It's called use tax when buying out of state & not taxed.
Sorry it does not hep even if you don't know how to pay - it's up to the resident to find the state tax office.
It's not easy for your own state to catch you but it can happen.
It happened to me some 15 years ago (cash purchase of a tractor from a JD dealer) and I suppose I was lucky since there was no fine or penalty, just a semi-friendly reminder letter from my own state!
I'm late to this thread, but I'll add what I know.
Times have changed. In this digital age, it is surprisingly easy for state revenuers to identify and track out-of-state purchases of big-ticket items, and to identify non-compliance with use tax requirements. In fact, with budgeting squeezes, there is
more incentive, not less, to target high value purchases like tractors, equipment, and even spendy tractor implements. Interstate shipping companies, manufacturers and established equipment dealers who routinely do business across state lines can and do share sales and shipping manifest information with state tax authorities in neighboring and destination states. This, being much less disruptive than trying to deal with requests to audit their sales and shipping records.
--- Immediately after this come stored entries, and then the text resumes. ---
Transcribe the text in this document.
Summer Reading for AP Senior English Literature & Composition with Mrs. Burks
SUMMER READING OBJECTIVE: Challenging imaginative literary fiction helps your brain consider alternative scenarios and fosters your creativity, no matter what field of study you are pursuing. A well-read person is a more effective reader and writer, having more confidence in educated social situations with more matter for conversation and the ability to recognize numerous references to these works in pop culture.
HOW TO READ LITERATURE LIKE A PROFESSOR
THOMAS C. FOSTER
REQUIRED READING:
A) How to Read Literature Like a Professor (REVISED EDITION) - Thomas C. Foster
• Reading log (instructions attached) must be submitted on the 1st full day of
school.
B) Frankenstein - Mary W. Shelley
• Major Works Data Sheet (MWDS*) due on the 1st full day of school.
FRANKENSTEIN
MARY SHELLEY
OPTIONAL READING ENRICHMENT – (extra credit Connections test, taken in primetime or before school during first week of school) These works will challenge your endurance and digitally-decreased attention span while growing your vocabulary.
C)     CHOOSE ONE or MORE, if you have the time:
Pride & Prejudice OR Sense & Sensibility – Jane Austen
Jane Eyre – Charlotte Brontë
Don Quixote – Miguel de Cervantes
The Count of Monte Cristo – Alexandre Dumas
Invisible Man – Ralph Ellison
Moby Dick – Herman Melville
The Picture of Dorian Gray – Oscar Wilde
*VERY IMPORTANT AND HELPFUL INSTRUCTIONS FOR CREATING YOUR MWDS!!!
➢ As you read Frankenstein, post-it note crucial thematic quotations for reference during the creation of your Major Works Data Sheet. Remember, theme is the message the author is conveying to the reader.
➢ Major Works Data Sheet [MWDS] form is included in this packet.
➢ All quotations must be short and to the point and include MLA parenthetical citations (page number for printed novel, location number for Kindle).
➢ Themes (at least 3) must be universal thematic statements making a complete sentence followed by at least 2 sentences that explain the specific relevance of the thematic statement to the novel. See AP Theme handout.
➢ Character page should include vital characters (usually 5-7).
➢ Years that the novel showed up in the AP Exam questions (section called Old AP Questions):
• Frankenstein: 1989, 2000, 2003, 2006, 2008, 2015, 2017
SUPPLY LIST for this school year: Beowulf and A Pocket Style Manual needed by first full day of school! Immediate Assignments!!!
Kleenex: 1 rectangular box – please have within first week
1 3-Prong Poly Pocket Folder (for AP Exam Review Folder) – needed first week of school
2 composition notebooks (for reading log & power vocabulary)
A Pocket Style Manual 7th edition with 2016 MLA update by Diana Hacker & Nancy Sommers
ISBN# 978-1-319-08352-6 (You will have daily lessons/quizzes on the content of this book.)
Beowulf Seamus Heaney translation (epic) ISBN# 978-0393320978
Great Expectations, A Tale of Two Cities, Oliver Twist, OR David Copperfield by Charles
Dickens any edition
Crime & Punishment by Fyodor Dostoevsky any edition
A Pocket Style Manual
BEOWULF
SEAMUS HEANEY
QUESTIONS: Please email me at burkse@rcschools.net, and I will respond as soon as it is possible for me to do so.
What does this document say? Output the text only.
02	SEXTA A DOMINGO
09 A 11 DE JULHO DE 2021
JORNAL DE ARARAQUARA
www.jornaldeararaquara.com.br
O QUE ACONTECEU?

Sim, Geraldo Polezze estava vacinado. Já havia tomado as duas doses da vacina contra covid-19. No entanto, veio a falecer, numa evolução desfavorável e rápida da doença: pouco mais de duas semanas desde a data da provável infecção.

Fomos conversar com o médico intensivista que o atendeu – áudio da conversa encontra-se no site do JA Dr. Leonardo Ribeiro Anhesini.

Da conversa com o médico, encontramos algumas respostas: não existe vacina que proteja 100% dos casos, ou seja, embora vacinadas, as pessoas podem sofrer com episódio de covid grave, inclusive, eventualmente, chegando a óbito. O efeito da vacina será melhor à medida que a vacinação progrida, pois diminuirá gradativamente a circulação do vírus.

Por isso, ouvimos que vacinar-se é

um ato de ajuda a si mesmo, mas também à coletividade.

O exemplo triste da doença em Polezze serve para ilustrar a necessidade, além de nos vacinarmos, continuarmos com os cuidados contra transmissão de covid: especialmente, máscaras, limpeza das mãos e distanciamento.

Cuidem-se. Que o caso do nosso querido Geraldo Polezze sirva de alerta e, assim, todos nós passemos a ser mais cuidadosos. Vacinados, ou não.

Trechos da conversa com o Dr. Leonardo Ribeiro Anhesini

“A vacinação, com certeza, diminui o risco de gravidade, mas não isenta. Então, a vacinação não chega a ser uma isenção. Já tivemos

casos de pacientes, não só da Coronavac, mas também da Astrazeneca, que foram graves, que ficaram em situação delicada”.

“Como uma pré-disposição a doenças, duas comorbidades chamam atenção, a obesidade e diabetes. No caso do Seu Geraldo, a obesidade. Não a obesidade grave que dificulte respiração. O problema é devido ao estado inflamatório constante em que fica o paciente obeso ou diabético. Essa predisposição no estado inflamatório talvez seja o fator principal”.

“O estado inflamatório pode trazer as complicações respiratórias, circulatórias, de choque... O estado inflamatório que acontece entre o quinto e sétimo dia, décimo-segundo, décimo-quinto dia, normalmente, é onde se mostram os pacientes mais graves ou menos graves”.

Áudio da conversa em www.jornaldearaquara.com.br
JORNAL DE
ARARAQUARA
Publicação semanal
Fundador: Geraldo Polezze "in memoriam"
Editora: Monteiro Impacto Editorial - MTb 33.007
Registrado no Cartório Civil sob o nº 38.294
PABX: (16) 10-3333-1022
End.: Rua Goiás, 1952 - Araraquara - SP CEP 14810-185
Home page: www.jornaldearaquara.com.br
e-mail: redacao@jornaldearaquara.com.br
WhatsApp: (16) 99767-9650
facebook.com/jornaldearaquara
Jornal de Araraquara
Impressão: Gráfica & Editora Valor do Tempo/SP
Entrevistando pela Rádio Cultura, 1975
Also, even neighboring states themselves have a common interest in cooperating with each other to reduce non-compliance with their respective use-tax laws.
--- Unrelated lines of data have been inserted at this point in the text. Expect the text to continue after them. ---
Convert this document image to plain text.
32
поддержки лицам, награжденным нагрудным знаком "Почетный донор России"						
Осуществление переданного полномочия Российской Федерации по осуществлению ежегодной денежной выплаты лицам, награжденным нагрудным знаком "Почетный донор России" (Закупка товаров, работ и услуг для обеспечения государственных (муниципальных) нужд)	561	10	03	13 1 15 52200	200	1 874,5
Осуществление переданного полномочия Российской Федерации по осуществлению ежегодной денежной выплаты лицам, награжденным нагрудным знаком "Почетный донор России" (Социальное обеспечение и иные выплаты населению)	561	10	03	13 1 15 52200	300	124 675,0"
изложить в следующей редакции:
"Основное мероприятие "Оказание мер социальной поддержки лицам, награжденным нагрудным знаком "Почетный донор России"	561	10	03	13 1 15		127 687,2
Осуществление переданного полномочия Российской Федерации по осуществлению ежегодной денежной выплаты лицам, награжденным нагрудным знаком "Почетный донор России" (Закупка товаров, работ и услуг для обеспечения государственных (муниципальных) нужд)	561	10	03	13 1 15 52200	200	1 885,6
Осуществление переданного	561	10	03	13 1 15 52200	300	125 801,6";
The last time I checked, virtually
every state in the U.S. that has a sales tax also has a use tax on out-of-state purchases of goods. The use tax is almost always equal to the rate of sales tax, reduced in each case by a credit of any sales tax
actually paid to the state where the goods were purchased. The resident taxpayer is expected, and legally required, to declare the out-of-state purchase at the time that he/she files his/her annual state income tax return. That's why the popular tax-preparation software programs all have a question asking about out-of-state purchases of goods as you work your way through the program.